Figure 3. Dual specificity of the selected variants of hu19C11 as IgG. Antigen binding specificity of selected variants of hu19C11 was assessed as binding of these variants in human IgG1 format at 250nM to target antigen(s) or several irrelevant proteins coated on ELISA wells with detection by anti-Fc antibody HRP conjugates.
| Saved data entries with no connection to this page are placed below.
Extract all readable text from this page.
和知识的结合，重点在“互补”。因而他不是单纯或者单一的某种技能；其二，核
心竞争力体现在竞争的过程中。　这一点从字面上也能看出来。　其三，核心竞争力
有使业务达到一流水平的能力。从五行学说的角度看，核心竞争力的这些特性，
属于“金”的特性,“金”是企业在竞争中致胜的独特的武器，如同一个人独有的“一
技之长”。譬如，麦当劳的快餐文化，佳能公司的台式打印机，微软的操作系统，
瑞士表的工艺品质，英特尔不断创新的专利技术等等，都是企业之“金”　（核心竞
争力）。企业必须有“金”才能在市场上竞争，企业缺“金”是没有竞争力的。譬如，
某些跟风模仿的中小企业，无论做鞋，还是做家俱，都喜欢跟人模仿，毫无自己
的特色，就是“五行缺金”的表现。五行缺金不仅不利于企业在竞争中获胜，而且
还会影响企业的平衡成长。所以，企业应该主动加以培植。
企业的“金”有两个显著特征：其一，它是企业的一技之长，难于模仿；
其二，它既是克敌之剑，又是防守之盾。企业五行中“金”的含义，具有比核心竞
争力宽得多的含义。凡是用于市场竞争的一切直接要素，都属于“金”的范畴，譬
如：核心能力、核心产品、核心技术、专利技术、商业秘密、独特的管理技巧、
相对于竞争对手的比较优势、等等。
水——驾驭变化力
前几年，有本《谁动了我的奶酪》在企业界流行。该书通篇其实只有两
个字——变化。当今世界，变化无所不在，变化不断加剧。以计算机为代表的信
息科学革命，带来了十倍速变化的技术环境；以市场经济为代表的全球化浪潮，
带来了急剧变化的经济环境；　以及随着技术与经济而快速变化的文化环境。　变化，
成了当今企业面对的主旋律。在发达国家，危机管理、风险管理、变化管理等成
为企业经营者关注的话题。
Figure 4. Affinity improvements of IL4/IL5 dual specific clone E7. (A) For affinity improvement, phage libraries displaying E7 variants were constructed with selected residues mutated with the strategies of “homolog” (bold), “limited” (italic) and “soft” (gray) randomization, which allows wild type and homologous amino acids, limited diversity based on natural antibodies, or ~50% of wild type and 50% of all the other amino acids, respectively. The sequences of selected clones were aligned against E7 and mutations as shown. The relative affinity of each clone was assessed by phage IC₅₀ as above. (B) IL5 as biotinylated protein binding to IL5 receptor coated on ELISA wells in the presence of buffer (PBS), or 50nM of E7 or two affinity improved variants (1C36, 1C60) of E7 was detected with streptavidin-HPR conjugate. (C) E7 and the improved variants (1C36 and 1C60) purified as Fabs were used as analyte in Biacore SPR measurements using a CM5 sensor chip immobilized with human IL5 (R&D Systems) or IL4 at 25 °C to determine the monovalent affinities.